The Chaos and the Order

The Lazy Genius Way
Embrace What Matters,
Ditch What Doesn’t,
and Get Stuff Done

Kendra Adachi
Waterbrook, 240 pages

Reviewed by by Cindy haughey | December 21, 2020

I picked up The Lazy Genius Way in the midst of a personally chaotic season. We had just had our third child, and we’d moved to a brand-new city in the U.S. after living for ten years in Central America—all in the midst of Covid-19. This book turned out to be just what I needed.

In these pages Kendra Adachi invites women to identify what matters most in life and focus on the essentials. (Early on, she addresses a note to male readers: “If you’re a dude, please let this inform your understanding of how women are often wired and the pressures we feel due to the culture we’re part of. Also, thank you for reading this book, even though I will unashamedly always use female pronouns.”) Adachi, who hosts a podcast with the same title, identifies 13 life principles to help readers to name their true values and then make changes in how they go about focusing on them.

Adachi draws her readers in from the first pages when she names the overwhelming fatigue and guilt we experience when we compare ourselves to others. Her tone is inviting in a relatable, chat-on-the-porch-with-a-neighbor way. She gently reminds us that we are not alone, especially in this uncertain and isolating time. And she frees us to reset and prioritize well by focusing on what really matters to us—to be “lazy about what does not matter and a genius about what does.”

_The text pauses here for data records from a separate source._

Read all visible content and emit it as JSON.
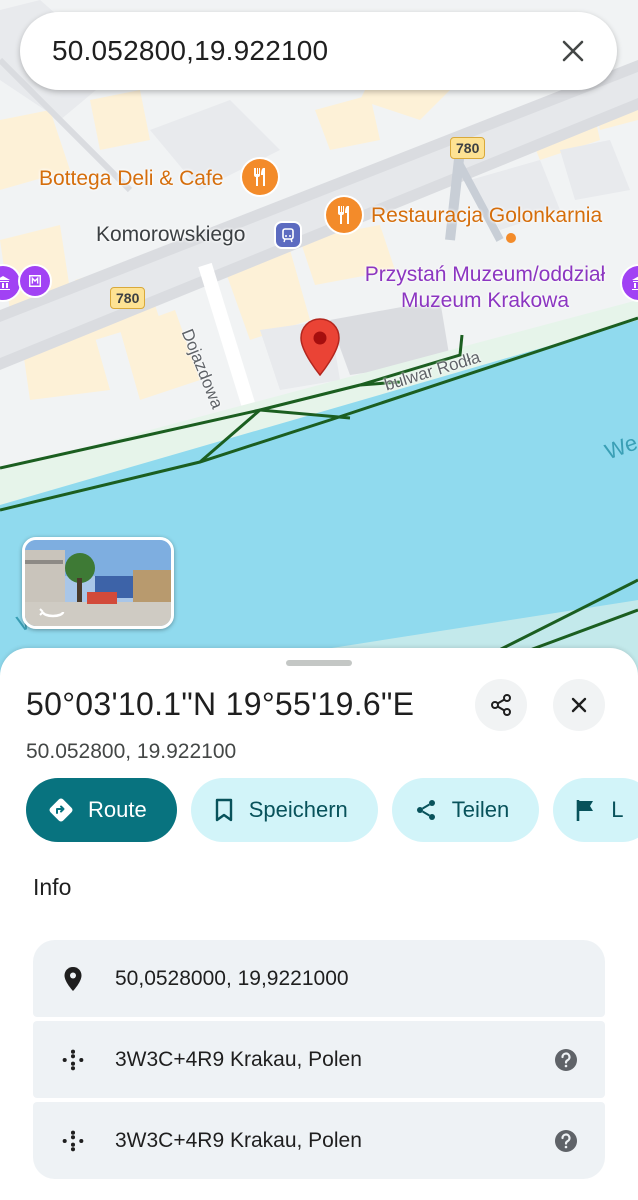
{
  "search": {
    "query": "50.052800,19.922100"
  },
  "map": {
    "poi_bottega": "Bottega Deli & Cafe",
    "poi_restauracja": "Restauracja Golonkarnia",
    "poi_komorowskiego": "Komorowskiego",
    "poi_museum_line1": "Przystań Muzeum/oddział",
    "poi_museum_line2": "Muzeum Krakowa",
    "street_dojazdowa": "Dojazdowa",
    "street_bulwar": "bulwar Rodła",
    "road_shield_top": "780",
    "road_shield_left": "780",
    "water_right": "We",
    "water_left": "W"
  },
  "place": {
    "title": "50°03'10.1\"N 19°55'19.6\"E",
    "coords": "50.052800, 19.922100"
  },
  "actions": [
    {
      "label": "Route",
      "icon": "directions-icon"
    },
    {
      "label": "Speichern",
      "icon": "bookmark-icon"
    },
    {
      "label": "Teilen",
      "icon": "share-icon"
    },
    {
      "label": "L",
      "icon": "flag-icon"
    }
  ],
  "info": {
    "title": "Info",
    "rows": [
      {
        "text": "50,0528000, 19,9221000",
        "icon": "pin-icon"
      },
      {
        "text": "3W3C+4R9 Krakau, Polen",
        "icon": "plus-code-icon"
      },
      {
        "text": "3W3C+4R9 Krakau, Polen",
        "icon": "plus-code-icon"
      }
    ]
  },
  "colors": {
    "accent": "#08737f",
    "tonal_chip": "#d2f4f9",
    "water": "#90daee",
    "pin": "#ea4335",
    "restaurant": "#f38b2a",
    "museum": "#a142f4"
  }
}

Addressing our chronic exhaustion, she writes, “We need to stop trying to out-real each other. That life is why you and I are tired and we can let it go. So the next time you find yourself looking for flaws in seemingly perfect people, hoping it will make you feel better, don’t. Telling yourself you’re better than someone is just as harmful as telling yourself you’re worse.”

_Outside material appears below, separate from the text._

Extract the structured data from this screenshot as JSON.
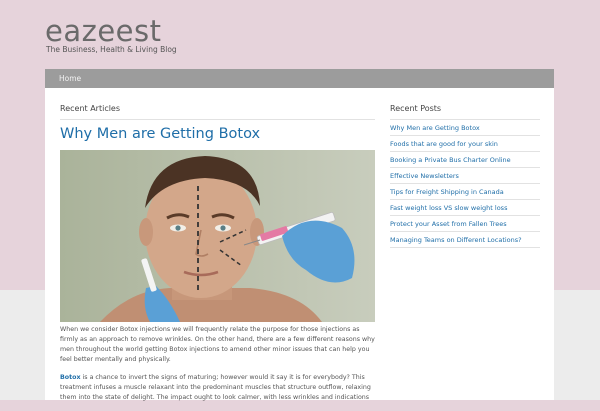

Each of us needs to relieve our pressure and self-imposed stress but allow ourselves to live and reveal our whole selves—both the chaos and the order. In the midst of our life transitions this year, I have often felt less than put together. But Adachi encourages me: “You can be real when life is in order AND when it’s falling apart. Life is beautifully both.”

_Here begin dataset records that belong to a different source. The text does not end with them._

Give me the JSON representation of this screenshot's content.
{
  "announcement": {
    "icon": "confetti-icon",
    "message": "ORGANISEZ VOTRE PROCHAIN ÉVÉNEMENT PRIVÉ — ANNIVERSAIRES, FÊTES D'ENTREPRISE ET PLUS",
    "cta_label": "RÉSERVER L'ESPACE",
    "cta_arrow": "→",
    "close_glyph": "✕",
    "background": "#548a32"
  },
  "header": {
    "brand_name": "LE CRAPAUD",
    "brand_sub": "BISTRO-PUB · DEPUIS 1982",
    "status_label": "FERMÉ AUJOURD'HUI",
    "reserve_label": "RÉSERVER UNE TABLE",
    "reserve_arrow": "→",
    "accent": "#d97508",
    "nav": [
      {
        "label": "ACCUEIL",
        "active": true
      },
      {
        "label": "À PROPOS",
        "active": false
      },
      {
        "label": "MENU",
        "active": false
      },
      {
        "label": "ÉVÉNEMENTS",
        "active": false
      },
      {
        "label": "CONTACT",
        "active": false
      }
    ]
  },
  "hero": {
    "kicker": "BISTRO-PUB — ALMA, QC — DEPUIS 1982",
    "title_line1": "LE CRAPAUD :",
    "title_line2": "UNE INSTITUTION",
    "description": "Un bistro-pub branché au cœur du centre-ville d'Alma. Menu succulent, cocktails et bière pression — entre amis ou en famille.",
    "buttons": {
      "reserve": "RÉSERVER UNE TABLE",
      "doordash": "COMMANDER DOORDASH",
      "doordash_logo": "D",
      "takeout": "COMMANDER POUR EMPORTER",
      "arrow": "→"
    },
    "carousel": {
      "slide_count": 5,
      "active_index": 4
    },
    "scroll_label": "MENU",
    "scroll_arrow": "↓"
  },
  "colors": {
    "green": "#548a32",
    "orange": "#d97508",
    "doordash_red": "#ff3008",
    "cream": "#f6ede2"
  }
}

What I appreciated most was Adachi’s invitation to rediscover my unique identity and reevaluate what matters most. “You are not a blueprint seeking completion,” she writes. “You’re a sacred soul created by the God of the universe. Love who you are now.”

About the Author

Cindy Haughey is a freelance writer who recently moved to Orlando, Florida, from Honduras where she lived for ten years. She has three children and attends Lake Baldwin Church in Orlando.